Producers battled cases of stripe rust and leaf rust this year, diseases that are common in Oklahoma wheat fields. Understanding which varieties are more resistant to disease and pests is critical to protecting yields and test weights, especially for smaller-scale producers who must minimize costs by not applying fungicides.

“That’s why we provide this information for producers to use,” Silva said. “It’s important for producers to select varieties resistant to stripe rust and leaf rust. We’re one of the only variety testing programs to offer this amount of data.”

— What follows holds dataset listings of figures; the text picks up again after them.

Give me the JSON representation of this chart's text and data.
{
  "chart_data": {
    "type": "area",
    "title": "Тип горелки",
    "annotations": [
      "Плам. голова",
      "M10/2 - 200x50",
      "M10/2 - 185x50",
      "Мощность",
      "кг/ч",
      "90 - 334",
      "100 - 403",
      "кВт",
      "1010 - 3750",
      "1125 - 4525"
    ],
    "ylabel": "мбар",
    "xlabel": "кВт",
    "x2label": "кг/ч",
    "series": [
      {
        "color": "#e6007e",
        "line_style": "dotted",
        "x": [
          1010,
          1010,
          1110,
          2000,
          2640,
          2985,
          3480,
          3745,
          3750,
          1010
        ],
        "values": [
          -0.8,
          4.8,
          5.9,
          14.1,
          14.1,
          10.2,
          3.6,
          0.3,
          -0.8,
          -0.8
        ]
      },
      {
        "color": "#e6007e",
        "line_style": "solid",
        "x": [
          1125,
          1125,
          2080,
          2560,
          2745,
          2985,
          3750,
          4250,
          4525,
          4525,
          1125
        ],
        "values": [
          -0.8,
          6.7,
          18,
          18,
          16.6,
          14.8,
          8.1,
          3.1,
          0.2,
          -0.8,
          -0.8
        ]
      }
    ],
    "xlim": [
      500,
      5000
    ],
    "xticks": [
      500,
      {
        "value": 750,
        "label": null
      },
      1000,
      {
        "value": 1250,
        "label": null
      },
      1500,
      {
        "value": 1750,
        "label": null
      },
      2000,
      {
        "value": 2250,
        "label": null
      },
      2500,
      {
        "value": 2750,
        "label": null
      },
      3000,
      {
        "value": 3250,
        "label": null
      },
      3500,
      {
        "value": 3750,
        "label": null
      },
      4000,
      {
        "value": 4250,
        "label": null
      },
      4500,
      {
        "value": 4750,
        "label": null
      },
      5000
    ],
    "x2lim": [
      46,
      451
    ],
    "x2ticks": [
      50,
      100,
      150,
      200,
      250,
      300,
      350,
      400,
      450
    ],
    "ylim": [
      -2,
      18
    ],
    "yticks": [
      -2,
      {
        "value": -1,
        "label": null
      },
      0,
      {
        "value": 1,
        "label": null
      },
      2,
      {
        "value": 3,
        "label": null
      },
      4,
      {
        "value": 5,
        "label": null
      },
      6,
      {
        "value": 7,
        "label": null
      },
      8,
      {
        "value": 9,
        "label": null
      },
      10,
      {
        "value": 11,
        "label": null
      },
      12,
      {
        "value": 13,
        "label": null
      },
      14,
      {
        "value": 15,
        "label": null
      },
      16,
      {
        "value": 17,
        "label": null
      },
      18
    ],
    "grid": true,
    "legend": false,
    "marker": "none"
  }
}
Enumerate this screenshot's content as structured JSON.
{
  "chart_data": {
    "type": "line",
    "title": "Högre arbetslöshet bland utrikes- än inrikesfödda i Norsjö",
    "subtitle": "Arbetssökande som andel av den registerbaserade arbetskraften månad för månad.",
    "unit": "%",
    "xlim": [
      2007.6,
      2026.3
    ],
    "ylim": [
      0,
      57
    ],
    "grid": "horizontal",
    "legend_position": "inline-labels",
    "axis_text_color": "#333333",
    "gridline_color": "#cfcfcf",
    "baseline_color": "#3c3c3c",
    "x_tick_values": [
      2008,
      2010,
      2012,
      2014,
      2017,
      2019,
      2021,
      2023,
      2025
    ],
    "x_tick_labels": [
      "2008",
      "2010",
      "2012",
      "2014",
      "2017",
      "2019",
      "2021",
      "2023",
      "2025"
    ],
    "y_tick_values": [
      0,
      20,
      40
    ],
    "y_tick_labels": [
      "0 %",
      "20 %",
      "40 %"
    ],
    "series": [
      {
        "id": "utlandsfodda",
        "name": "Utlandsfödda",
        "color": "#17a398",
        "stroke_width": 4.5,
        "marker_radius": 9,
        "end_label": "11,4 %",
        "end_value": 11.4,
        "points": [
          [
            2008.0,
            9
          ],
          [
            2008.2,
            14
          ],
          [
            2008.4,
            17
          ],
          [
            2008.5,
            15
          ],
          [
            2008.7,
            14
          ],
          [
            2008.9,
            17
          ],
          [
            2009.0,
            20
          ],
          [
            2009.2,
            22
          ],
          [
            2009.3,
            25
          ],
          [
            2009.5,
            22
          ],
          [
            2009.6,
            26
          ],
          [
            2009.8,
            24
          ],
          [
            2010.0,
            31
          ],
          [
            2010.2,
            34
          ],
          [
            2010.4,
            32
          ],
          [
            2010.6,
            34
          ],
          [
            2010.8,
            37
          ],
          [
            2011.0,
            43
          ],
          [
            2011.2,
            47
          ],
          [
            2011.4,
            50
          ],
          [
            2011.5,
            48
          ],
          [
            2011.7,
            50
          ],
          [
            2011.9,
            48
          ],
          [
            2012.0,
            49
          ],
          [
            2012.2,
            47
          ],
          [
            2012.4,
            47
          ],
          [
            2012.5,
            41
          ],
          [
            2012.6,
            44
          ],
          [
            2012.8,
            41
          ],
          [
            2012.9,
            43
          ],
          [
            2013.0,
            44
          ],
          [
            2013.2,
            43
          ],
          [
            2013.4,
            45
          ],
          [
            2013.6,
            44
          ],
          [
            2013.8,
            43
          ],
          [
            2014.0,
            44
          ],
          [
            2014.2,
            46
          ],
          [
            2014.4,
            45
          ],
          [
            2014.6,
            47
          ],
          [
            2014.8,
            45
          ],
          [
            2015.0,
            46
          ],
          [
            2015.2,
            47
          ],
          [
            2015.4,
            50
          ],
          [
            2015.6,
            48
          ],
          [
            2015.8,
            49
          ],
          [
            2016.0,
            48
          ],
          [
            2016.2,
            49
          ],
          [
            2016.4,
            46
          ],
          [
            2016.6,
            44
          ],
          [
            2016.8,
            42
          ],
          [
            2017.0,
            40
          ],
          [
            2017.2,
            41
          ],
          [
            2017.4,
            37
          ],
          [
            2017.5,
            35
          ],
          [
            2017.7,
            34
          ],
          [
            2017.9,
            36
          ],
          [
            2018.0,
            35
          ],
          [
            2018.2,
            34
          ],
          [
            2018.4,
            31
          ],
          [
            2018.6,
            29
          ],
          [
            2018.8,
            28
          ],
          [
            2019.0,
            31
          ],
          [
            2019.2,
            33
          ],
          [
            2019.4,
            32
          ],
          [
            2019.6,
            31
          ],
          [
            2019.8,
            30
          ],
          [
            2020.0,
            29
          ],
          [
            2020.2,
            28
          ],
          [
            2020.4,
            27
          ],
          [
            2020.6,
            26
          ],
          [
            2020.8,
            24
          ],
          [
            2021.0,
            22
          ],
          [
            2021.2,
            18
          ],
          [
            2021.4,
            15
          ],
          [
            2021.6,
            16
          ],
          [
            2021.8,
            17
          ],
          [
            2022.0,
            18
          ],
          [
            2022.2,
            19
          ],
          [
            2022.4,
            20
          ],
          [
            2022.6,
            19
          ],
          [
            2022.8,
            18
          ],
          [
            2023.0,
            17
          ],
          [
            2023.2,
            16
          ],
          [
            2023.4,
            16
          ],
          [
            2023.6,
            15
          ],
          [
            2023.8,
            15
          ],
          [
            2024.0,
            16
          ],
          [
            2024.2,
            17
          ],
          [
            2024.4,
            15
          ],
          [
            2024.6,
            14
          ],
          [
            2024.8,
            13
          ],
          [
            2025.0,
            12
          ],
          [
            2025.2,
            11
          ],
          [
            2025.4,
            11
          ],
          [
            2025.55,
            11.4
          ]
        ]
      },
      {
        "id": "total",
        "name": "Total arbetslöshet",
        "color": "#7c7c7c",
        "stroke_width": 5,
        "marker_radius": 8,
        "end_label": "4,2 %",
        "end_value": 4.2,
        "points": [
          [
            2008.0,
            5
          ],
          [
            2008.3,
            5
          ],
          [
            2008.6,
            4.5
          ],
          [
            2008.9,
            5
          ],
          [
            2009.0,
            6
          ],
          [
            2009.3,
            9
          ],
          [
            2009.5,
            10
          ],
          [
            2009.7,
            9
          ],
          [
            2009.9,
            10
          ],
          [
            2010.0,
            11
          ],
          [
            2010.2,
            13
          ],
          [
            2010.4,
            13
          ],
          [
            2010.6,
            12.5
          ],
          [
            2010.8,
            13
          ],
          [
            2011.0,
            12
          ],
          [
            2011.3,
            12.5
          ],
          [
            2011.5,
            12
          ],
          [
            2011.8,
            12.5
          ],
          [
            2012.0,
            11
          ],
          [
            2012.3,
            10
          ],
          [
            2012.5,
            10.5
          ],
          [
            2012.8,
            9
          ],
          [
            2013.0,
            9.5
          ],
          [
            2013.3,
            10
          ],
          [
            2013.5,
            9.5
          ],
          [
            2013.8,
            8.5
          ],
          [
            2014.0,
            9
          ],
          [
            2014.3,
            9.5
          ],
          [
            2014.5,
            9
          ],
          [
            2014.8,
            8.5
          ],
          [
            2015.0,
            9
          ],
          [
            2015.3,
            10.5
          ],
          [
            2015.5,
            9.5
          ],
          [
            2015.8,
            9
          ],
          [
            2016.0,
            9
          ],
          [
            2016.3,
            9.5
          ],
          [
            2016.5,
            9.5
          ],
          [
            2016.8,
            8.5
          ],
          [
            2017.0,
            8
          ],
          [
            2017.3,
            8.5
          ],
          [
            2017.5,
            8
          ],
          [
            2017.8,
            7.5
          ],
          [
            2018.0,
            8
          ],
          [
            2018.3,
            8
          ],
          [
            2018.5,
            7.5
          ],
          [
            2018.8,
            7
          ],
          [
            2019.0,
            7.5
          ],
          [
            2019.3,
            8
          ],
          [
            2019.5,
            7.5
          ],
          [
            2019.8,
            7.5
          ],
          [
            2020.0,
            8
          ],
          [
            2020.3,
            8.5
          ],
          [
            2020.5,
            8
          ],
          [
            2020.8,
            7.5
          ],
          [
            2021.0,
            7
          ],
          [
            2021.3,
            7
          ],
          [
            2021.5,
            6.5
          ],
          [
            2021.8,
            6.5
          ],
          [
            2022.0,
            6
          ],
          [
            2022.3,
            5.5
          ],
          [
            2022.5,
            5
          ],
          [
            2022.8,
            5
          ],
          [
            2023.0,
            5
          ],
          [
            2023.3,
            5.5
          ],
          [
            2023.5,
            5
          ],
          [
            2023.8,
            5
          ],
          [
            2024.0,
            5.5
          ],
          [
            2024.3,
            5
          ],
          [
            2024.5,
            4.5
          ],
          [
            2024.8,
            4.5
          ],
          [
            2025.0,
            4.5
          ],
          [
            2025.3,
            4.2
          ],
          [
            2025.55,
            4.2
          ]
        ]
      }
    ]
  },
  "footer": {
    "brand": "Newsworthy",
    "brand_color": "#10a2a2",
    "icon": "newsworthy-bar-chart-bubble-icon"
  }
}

Schulte explained OSU’s ability to test graze and grain wheat varieties producers can use for forage before harvest is key to selection.

“The data shows us this year that we have some mainstay varieties in the OSU lineup that are great for overall adaptation across the state,” he said. “OSU’s public research program is made possible with support from the Oklahoma Wheat Commission to fund research initiatives. We’ve made great strides increasing yield capability with drought tolerance and nitrogen efficiency traits.”

Schnaithman in Garfield County said he credits OSU wheat genetics for this year’s excellent test weights and the crop’s ability to handle adverse conditions.

“We’re ecstatic about the variety Showdown. It’s been our best wheat by at least 10 bushels,” he said. “It’s exceptional with a ton of top-end yield potential.”

For many farming families, including the Schnaithmans, harvested fields were sprayed 24 to 48 hours later in preparation for planting summer crops.

“Production agriculture is a unique occupation,” Schnaithman said. “You earn all of your income in one given moment. There’s always a lot of stress and pressure, but it’s one of my very best times of the year.”